En todas las democracias –y aplica lo mismo para el Sistema Internacional– hay un concepto fundamental relacionado con el mundo de la justicia: el de la seguridad jurídica.
En esencia, se trata de la certeza de que todo asunto puesto a consideración de un operador judicial tiene unos tiempos y unas instancias definidos, y que una vez se surten esas etapas, las partes involucradas aceptan el fallo definitivo. En otras palabras, que el famoso derecho al pataleo tiene un límite en el campo judicial, y que las decisiones tomadas al amparo de la ley y ajustadas a las reglas del debido proceso pasan a ser cosa juzgada.
Eso, en teoría. Algunas veces por fuerza de fallos judiciales ostensiblemente injustos, pero las más de las veces por malas prácticas de los actores en los procesos judiciales, nos encontramos con casos que siguen vivos incluso por años, a pesar de que hay sentencias ejecutoriadas.
El resultado es una situación de inseguridad jurídica que refuerza la idea, para nada errada, de que nunca termina de hacerse justicia en el país. Situación que, además, proyecta sus efectos perniciosos a otros campos fundamentales: por citar solo uno, el de la inversión extranjera, que el país necesita urgentemente y en el que existe la queja recurrente del cambio frecuente e inesperado de las reglas de juego.
En términos muy simplificados, una disputa judicial o el proceso por un delito tiene dos instancias: la del primer juez de conocimiento y la revisión de uno de mayor jerarquía (usualmente un tribunal). Y en determinados casos, cuando la pena impuesta o el monto económico de la pelea superan un tope, es posible la instancia de casación: una alta corte entra a revisar la decisión tomada en segunda instancia.
La acción de tutela y la jurisprudencia de la Corte Constitucional abrieron la posibilidad de revisar fallos judiciales, incluidos los de la Corte Suprema y el Consejo de Estado. Ese paso, que en su momento generó el famoso ‘choque de trenes’ entre las cortes, demostró su utilidad para corregir graves injusticias escondidas debajo de todas las formalidades del derecho, y hoy puede decirse que hay reglas más o menos claras –y por consiguiente, mayor seguridad jurídica– para tramitar y fallar la tutela contra sentencias.

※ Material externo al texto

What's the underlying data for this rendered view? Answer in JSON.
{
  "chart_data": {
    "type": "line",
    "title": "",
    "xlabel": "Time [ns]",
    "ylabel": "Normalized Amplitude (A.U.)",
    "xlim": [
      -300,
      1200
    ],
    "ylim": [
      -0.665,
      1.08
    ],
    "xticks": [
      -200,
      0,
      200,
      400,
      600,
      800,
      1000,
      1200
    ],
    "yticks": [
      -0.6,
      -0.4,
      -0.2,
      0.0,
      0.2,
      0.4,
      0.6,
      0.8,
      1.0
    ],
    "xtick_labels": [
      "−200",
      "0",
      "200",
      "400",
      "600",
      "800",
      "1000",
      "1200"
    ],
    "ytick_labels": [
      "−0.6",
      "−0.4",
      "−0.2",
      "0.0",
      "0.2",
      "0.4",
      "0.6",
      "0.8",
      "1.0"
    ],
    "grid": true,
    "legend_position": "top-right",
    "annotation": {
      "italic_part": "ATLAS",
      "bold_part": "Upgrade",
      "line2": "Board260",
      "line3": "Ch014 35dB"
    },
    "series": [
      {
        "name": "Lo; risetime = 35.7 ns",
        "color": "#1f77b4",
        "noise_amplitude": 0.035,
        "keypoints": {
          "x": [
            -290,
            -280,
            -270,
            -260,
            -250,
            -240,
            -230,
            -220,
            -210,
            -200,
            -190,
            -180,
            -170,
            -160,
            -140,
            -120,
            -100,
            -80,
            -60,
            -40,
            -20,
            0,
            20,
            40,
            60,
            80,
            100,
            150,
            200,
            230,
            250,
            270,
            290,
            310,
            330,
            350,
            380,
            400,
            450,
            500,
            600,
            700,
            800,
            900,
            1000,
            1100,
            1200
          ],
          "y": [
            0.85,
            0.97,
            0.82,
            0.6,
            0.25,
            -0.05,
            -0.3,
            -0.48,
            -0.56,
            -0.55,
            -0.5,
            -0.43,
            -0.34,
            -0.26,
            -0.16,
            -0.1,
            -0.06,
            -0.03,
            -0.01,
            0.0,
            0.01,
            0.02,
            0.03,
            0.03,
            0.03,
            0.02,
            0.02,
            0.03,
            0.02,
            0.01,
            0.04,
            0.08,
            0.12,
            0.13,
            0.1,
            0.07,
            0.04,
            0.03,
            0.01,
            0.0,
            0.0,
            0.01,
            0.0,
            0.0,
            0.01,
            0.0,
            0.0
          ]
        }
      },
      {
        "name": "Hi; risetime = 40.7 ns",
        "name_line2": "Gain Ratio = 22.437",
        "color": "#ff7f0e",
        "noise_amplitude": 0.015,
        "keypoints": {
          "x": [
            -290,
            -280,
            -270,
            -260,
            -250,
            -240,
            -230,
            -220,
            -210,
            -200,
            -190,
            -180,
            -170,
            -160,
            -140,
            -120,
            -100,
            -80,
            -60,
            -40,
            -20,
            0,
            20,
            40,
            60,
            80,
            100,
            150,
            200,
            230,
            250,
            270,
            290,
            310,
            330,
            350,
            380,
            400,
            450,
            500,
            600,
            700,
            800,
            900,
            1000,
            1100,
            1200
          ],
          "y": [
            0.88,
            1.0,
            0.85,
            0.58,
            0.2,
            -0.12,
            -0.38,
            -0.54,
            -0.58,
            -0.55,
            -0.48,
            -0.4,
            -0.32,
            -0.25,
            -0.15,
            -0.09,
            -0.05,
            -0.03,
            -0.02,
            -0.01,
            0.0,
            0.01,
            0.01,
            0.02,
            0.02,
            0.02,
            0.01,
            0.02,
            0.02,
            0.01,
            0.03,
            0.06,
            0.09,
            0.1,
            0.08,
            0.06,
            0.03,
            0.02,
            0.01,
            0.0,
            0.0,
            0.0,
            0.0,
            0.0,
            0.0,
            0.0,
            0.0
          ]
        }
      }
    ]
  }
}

Pero los boquetes siguen siendo muchos e importantes. El Sistema Interamericano de Justicia, como lo ha venido advirtiendo el Estado colombiano, terminó convertido indebidamente en una cuarta instancia para quienes resultan condenados en cualquier tipo de procesos y tienen los medios para que su caso interese a la CIDH.
Y el Estado colombiano, que reclama ante el Sistema el cumplimiento de las normas de procedimiento de la justicia subsidiaria, en el país ha tomado repetidamente el camino de tratar de dilatar el cumplimiento de decisiones de la Corte Constitucional. Esto, a través de solicitudes de aclaración de fallos (usualmente, de tutela) que, como lo acaba de advertir la misma Corte en el caso de la eutanasia, desconocen que “el respeto por la decisión adoptada y divulgada es obligatorio en virtud de los principios de legalidad, seguridad jurídica y cosa juzgada”.